A 23‐year‐old man had fever and palpitation on the second day following uncomplicated laparoscopic appendectomy. His medical history was significant for rheumatoid arthritis, which was well controlled with methotrexate and folic acid. Family history was not significant. On examination, temperature was 102.30°F, pulse was 120/minute, respiratory rate was 19/minute, and blood pressure was 104/70 mm Hg. Physical examination was normal. Bedside 12‐lead EKG revealed sinus tachycardia with ST‐segment elevation in leads V1–V3 with incomplete right bundle branch block. ASA 325 mg was given. Troponin I level was <0.06 ng/mL, and CK‐MB was 0.7 ng/mL. CBC, CMP, and D‐dimer were within normal limits. Patient was transferred to CCU and treated with IV fluid, antibiotics, ASA, and Tylenol. CT chest, abdomen, and pelvis was unremarkable. Transthoracic echocardiogram did not reveal structural and functional abnormalities of heart. Repeat cardiac enzymes were normal . Patient became afebrile on the following day, and repeat EKG showed normal sinus rhythm with complete resolution of ST elevation, a diagnosis consistent with Brugada syndrome. Education was provided, and patient was instructed to manage precipitating conditions for Brugada syndrome, including use of ASA during fever. He was discharged home in a stable condition on day 5. Subsequent follow‐up evaluations in 4 weeks and 3 months were unremarkable.

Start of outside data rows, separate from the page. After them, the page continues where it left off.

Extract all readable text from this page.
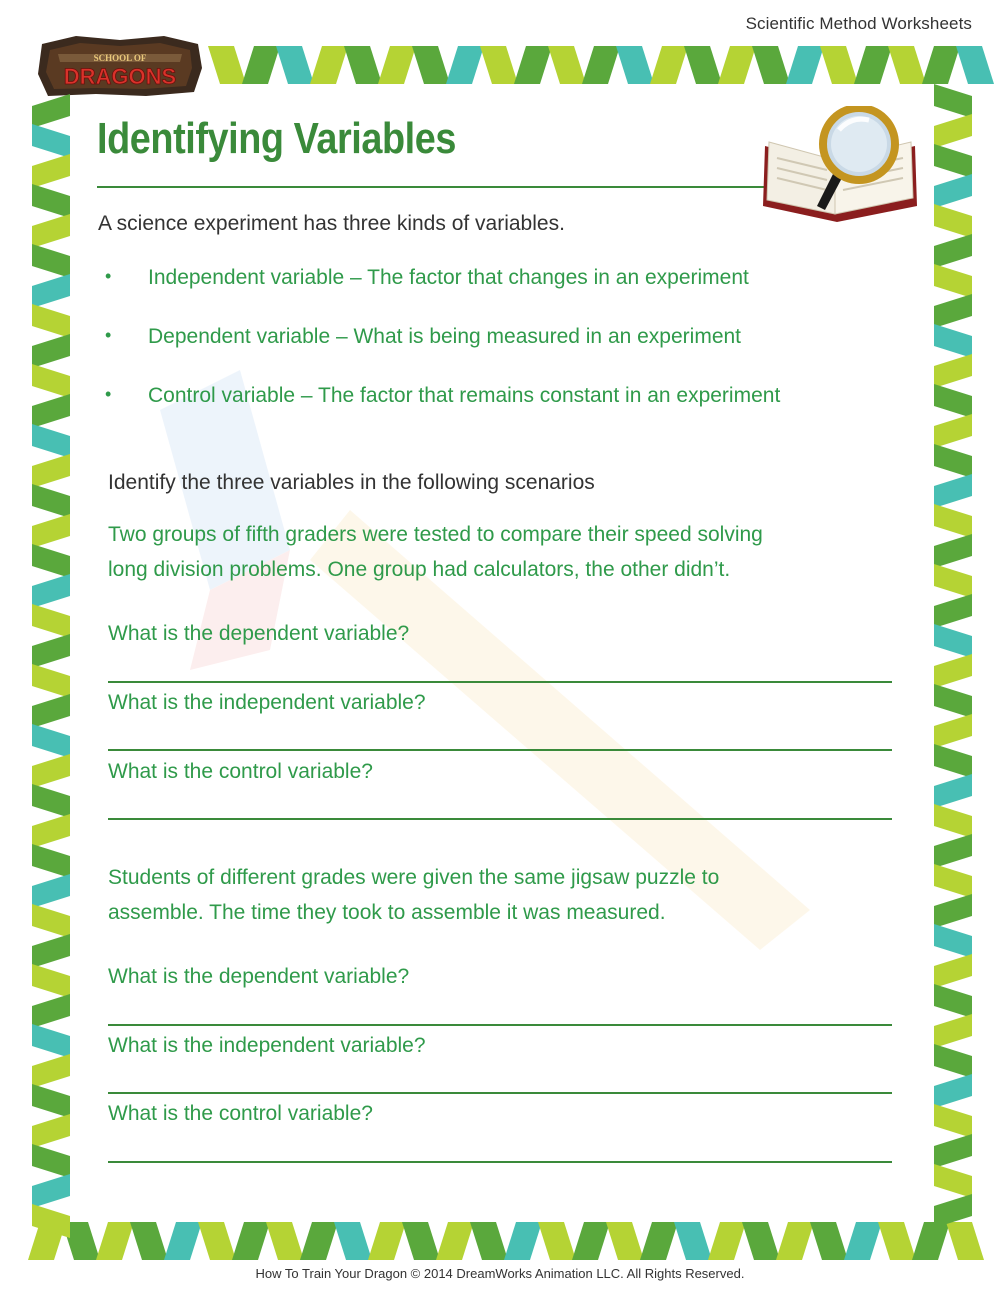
Scientific Method Worksheets
SCHOOL OF
DRAGONS
Identifying Variables
A science experiment has three kinds of variables.
• Independent variable – The factor that changes in an experiment
• Dependent variable – What is being measured in an experiment
• Control variable – The factor that remains constant in an experiment
Identify the three variables in the following scenarios
Two groups of fifth graders were tested to compare their speed solving
long division problems. One group had calculators, the other didn’t.
What is the dependent variable?
What is the independent variable?
What is the control variable?
Students of different grades were given the same jigsaw puzzle to
assemble. The time they took to assemble it was measured.
What is the dependent variable?
What is the independent variable?
What is the control variable?
How To Train Your Dragon © 2014 DreamWorks Animation LLC. All Rights Reserved.
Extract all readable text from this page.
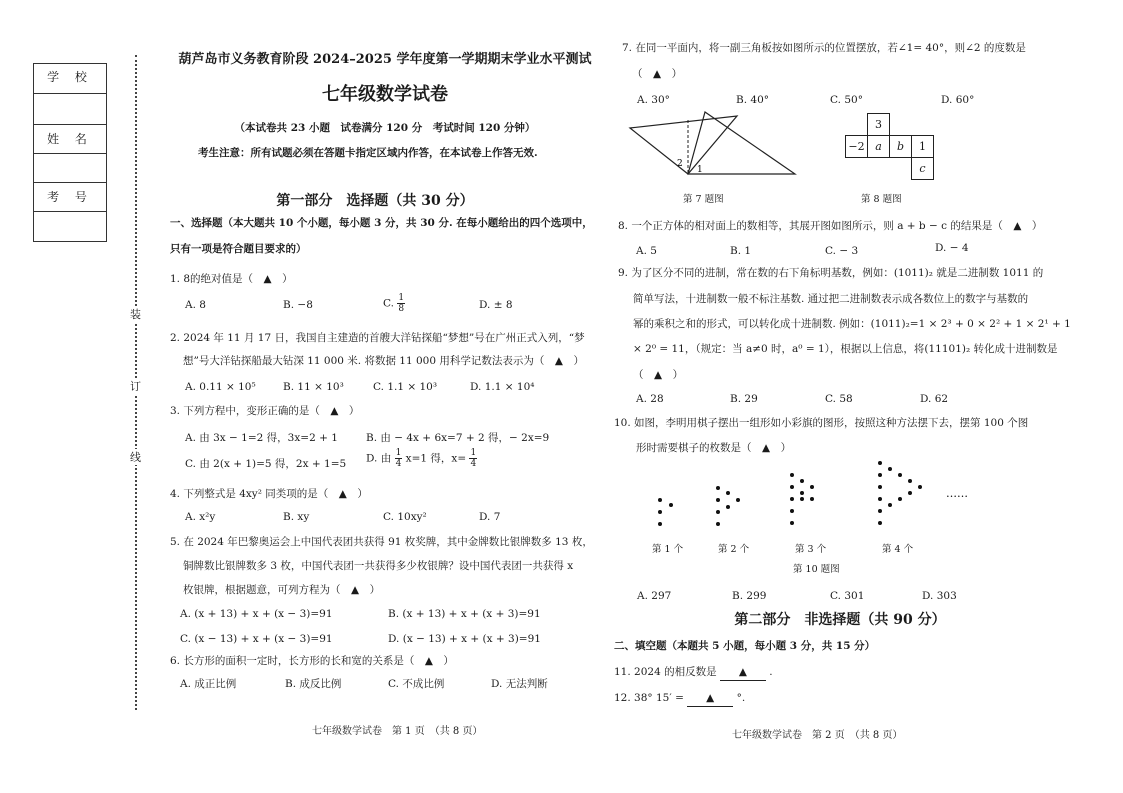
学 校
姓 名
考 号
装
订
线
葫芦岛市义务教育阶段 2024–2025 学年度第一学期期末学业水平测试
七年级数学试卷
（本试卷共 23 小题　试卷满分 120 分　考试时间 120 分钟）
考生注意：所有试题必须在答题卡指定区域内作答，在本试卷上作答无效.
第一部分　选择题（共 30 分）
一、选择题（本大题共 10 个小题，每小题 3 分，共 30 分. 在每小题给出的四个选项中，
只有一项是符合题目要求的）
1. 8的绝对值是（　▲　）
A. 8	B. −8	C. $\frac{1}{8}$	D. ± 8
2. 2024 年 11 月 17 日，我国自主建造的首艘大洋钻探船“梦想”号在广州正式入列，“梦
想”号大洋钻探船最大钻深 11 000 米. 将数据 11 000 用科学记数法表示为（　▲　）
A. 0.11 × 10⁵	B. 11 × 10³	C. 1.1 × 10³	D. 1.1 × 10⁴
3. 下列方程中，变形正确的是（　▲　）
A. 由 3x − 1=2 得，3x=2 + 1	B. 由 − 4x + 6x=7 + 2 得，− 2x=9
C. 由 2(x + 1)=5 得，2x + 1=5 D. 由 $\frac{1}{4} x=1$ 得，$x= \frac{1}{4}$
4. 下列整式是 4xy² 同类项的是（　▲　）
A. x²y	B. xy	C. 10xy²	D. 7
5. 在 2024 年巴黎奥运会上中国代表团共获得 91 枚奖牌，其中金牌数比银牌数多 13 枚，
铜牌数比银牌数多 3 枚，中国代表团一共获得多少枚银牌？设中国代表团一共获得 x
枚银牌，根据题意，可列方程为（　▲　）
A. (x + 13) + x + (x − 3)=91	B. (x + 13) + x + (x + 3)=91
C. (x − 13) + x + (x − 3)=91	D. (x − 13) + x + (x + 3)=91
6. 长方形的面积一定时，长方形的长和宽的关系是（　▲　）
A. 成正比例	B. 成反比例	C. 不成比例	D. 无法判断
七年级数学试卷　第 1 页　（共 8 页）
7. 在同一平面内，将一副三角板按如图所示的位置摆放，若∠1= 40°，则∠2 的度数是
（　▲　）
A. 30°	B. 40°	C. 50°	D. 60°
2
1
第 7 题图
3
−2 a	b	1
c
第 8 题图
8. 一个正方体的相对面上的数相等，其展开图如图所示，则 a + b − c 的结果是（　▲　）
A. 5	B. 1	C. − 3	D. − 4
9. 为了区分不同的进制，常在数的右下角标明基数，例如：(1011)₂ 就是二进制数 1011 的
简单写法，十进制数一般不标注基数. 通过把二进制数表示成各数位上的数字与基数的
幂的乘积之和的形式，可以转化成十进制数. 例如：(1011)₂=1 × 2³ + 0 × 2² + 1 × 2¹ + 1
× 2⁰ = 11，（规定：当 a≠0 时，a⁰ = 1），根据以上信息，将(11101)₂ 转化成十进制数是
（　▲　）
A. 28	B. 29	C. 58	D. 62
10. 如图，李明用棋子摆出一组形如小彩旗的图形，按照这种方法摆下去，摆第 100 个图
形时需要棋子的枚数是（　▲　）
……
第 1 个	第 2 个	第 3 个	第 4 个
第 10 题图
A. 297	B. 299	C. 301	D. 303
第二部分　非选择题（共 90 分）
二、填空题（本题共 5 小题，每小题 3 分，共 15 分）
11. 2024 的相反数是 ▲ .
12. 38° 15′ = ▲ °.
七年级数学试卷　第 2 页　（共 8 页）
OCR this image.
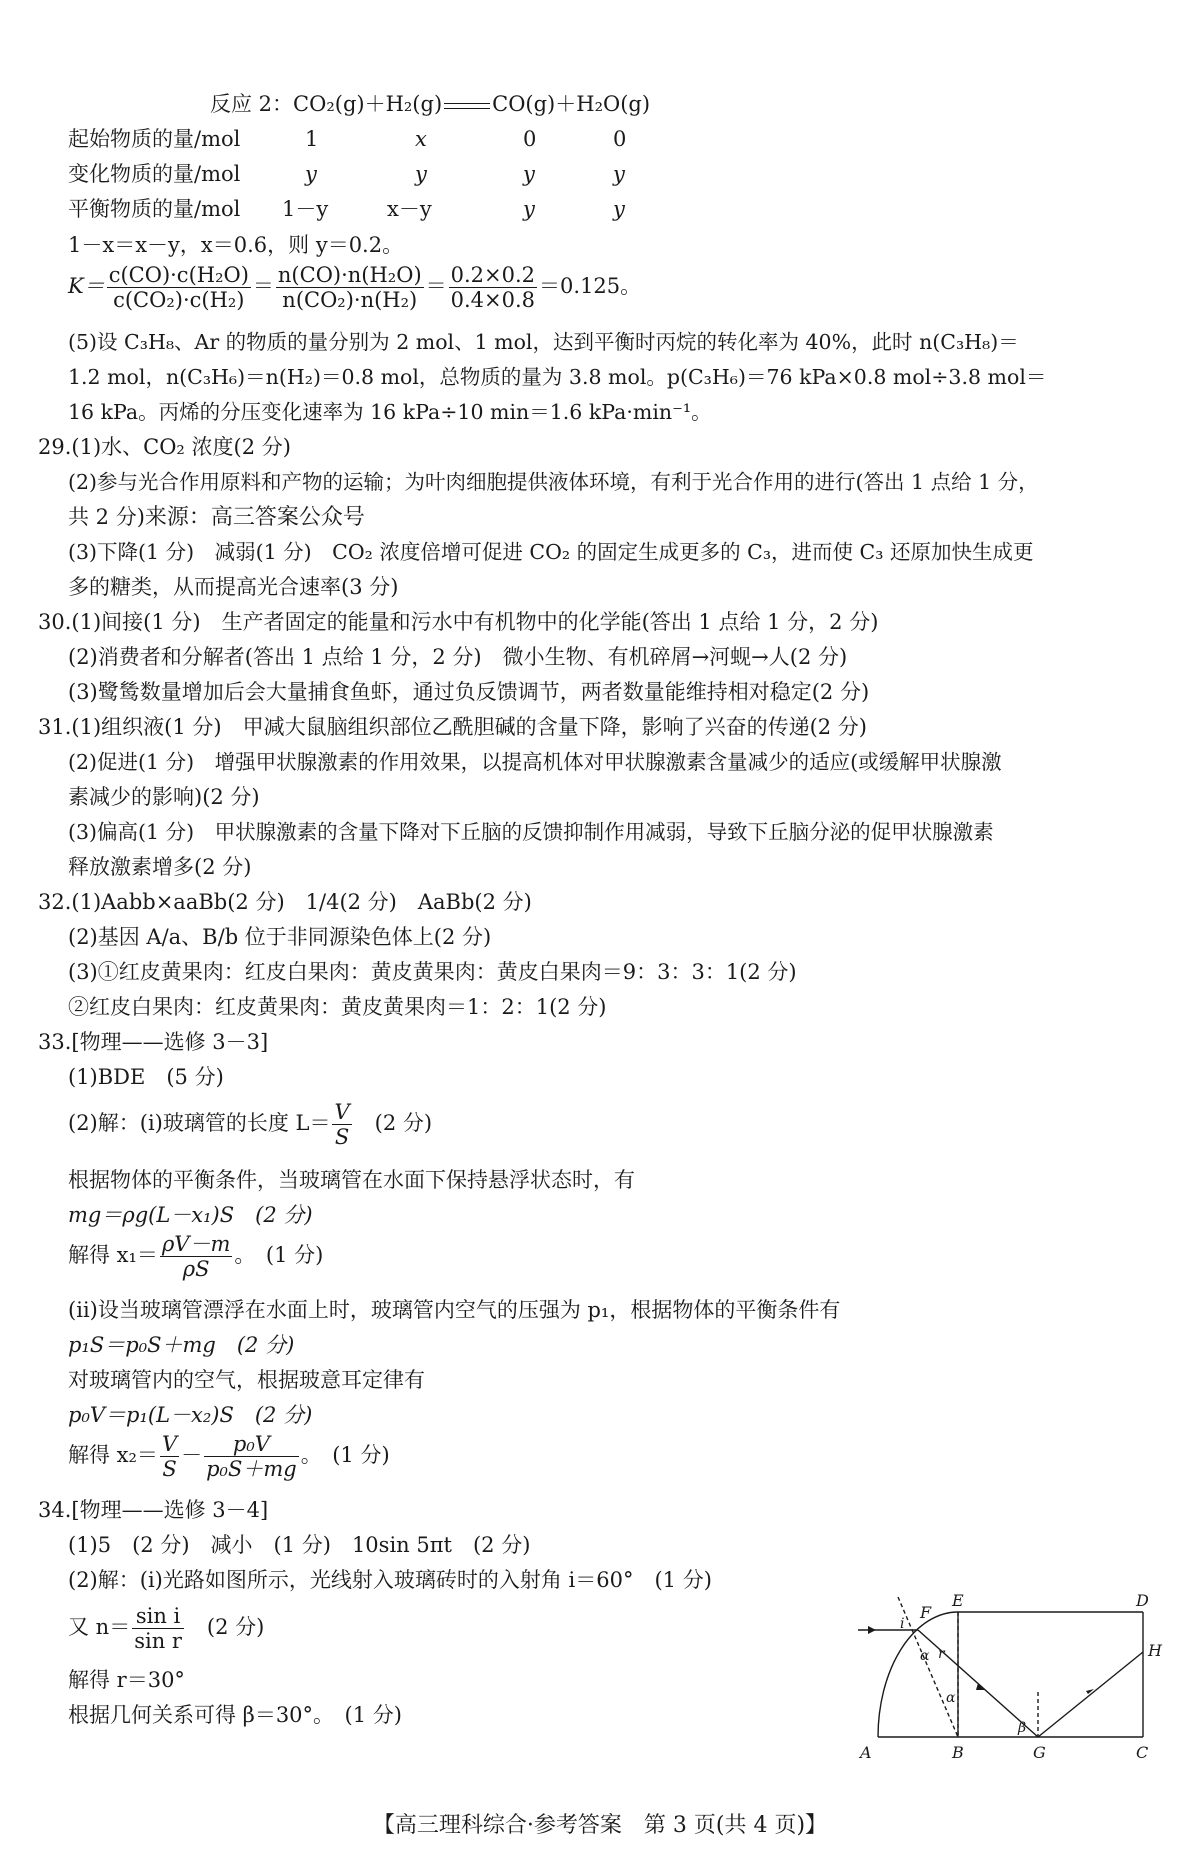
反应 2：CO₂(g)＋H₂(g) CO(g)＋H₂O(g)
起始物质的量/mol	1	x	0	0
变化物质的量/mol	y	y	y	y
平衡物质的量/mol 1－y	x－y	y	y
1－x＝x－y，x＝0.6，则 y＝0.2。
$K= \frac{\text{c(CO)·c(H₂O)}}{\text{c(CO₂)·c(H₂)}} = \frac{\text{n(CO)·n(H₂O)}}{\text{n(CO₂)·n(H₂)}} = \frac{0.2\times 0.2}{0.4\times 0.8} =0.125$。
(5)设 C₃H₈、Ar 的物质的量分别为 2 mol、1 mol，达到平衡时丙烷的转化率为 40%，此时 n(C₃H₈)＝
1.2 mol，n(C₃H₆)＝n(H₂)＝0.8 mol，总物质的量为 3.8 mol。p(C₃H₆)＝76 kPa×0.8 mol÷3.8 mol＝
16 kPa。丙烯的分压变化速率为 16 kPa÷10 min＝1.6 kPa·min⁻¹。
29.(1)水、CO₂ 浓度(2 分)
(2)参与光合作用原料和产物的运输；为叶肉细胞提供液体环境，有利于光合作用的进行(答出 1 点给 1 分，
共 2 分)来源：高三答案公众号
(3)下降(1 分)　减弱(1 分)　CO₂ 浓度倍增可促进 CO₂ 的固定生成更多的 C₃，进而使 C₃ 还原加快生成更
多的糖类，从而提高光合速率(3 分)
30.(1)间接(1 分)　生产者固定的能量和污水中有机物中的化学能(答出 1 点给 1 分，2 分)
(2)消费者和分解者(答出 1 点给 1 分，2 分)　微小生物、有机碎屑→河蚬→人(2 分)
(3)鹭鸶数量增加后会大量捕食鱼虾，通过负反馈调节，两者数量能维持相对稳定(2 分)
31.(1)组织液(1 分)　甲减大鼠脑组织部位乙酰胆碱的含量下降，影响了兴奋的传递(2 分)
(2)促进(1 分)　增强甲状腺激素的作用效果，以提高机体对甲状腺激素含量减少的适应(或缓解甲状腺激
素减少的影响)(2 分)
(3)偏高(1 分)　甲状腺激素的含量下降对下丘脑的反馈抑制作用减弱，导致下丘脑分泌的促甲状腺激素
释放激素增多(2 分)
32.(1)Aabb×aaBb(2 分)　1/4(2 分)　AaBb(2 分)
(2)基因 A/a、B/b 位于非同源染色体上(2 分)
(3)①红皮黄果肉：红皮白果肉：黄皮黄果肉：黄皮白果肉＝9：3：3：1(2 分)
②红皮白果肉：红皮黄果肉：黄皮黄果肉＝1：2：1(2 分)
33.[物理——选修 3－3]
(1)BDE　(5 分)
(2)解：(ⅰ)玻璃管的长度 $L= \frac{V}{S}$ 　(2 分)
根据物体的平衡条件，当玻璃管在水面下保持悬浮状态时，有
mg＝ρg(L－x₁)S　(2 分)
解得 $x_1= \frac{\rho V-m}{\rho S}$ 。　(1 分)
(ⅱ)设当玻璃管漂浮在水面上时，玻璃管内空气的压强为 p₁，根据物体的平衡条件有
p₁S＝p₀S＋mg　(2 分)
对玻璃管内的空气，根据玻意耳定律有
p₀V＝p₁(L－x₂)S　(2 分)
解得 $x_2= \frac{V}{S} - \frac{\text{p₀V}}{\text{p₀S＋mg}}$ 。　(1 分)
34.[物理——选修 3－4]
(1)5　(2 分)　减小　(1 分)　10sin 5πt　(2 分)
(2)解：(ⅰ)光路如图所示，光线射入玻璃砖时的入射角 i＝60°　(1 分)
又 $n= \frac{\text{sin i}}{\text{sin r}}$ 　(2 分)
解得 r＝30°
根据几何关系可得 β＝30°。　(1 分)
A	B	C
D
E
F
G
H
i
r
α
α
β
【高三理科综合·参考答案　第 3 页(共 4 页)】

Brugada syndrome is an autosomal dominant disorder of heart resulting from mutation in the sodium channel gene, which is characterized by typical EKG pattern of ST‐segment elevation in leads V1–V3 and incomplete or complete right bundle branch block usually in absence of identifiable structural heart diseases. Brugada syndrome is often asymptomatic but frequently associated with syncope, life‐threatening ventricular arrhythmia, and sudden cardiac death. Asymptomatic and dormant Brugada syndromes can be unmasked by multiple factors like fever, ischemia, or medications, which is illustrated in the case. Also highlighted in the vignette is that EKG should be carefully evaluated because ST‐segment elevation in atypical circumstances is suggestive of etiology other than STEMI. Considering the life‐threatening nature, Brugada syndrome should always be suspected in patients with sudden cardiac death, ventricular arrhythmia, and unexplained syncope, and appropriate workup including imaging, electrophysiological study or pharmacological challenge test is warranted to establish the diagnosis. Once diagnosed, implantation of ICD is recommended in symptomatic patients or asymptomatic Brugada syndrome with positive family history of sudden cardiac death. In contrast, asymptomatic patients with no family history of sudden cardiac death can be managed conservatively with close follow‐up, and ICD implantation is not recommended. However, prompt management of precipitating events like fever, hypothermia, or infections is essential to prevent complications.
Brugada syndrome should be one of the differentials of ST‐segment elevation.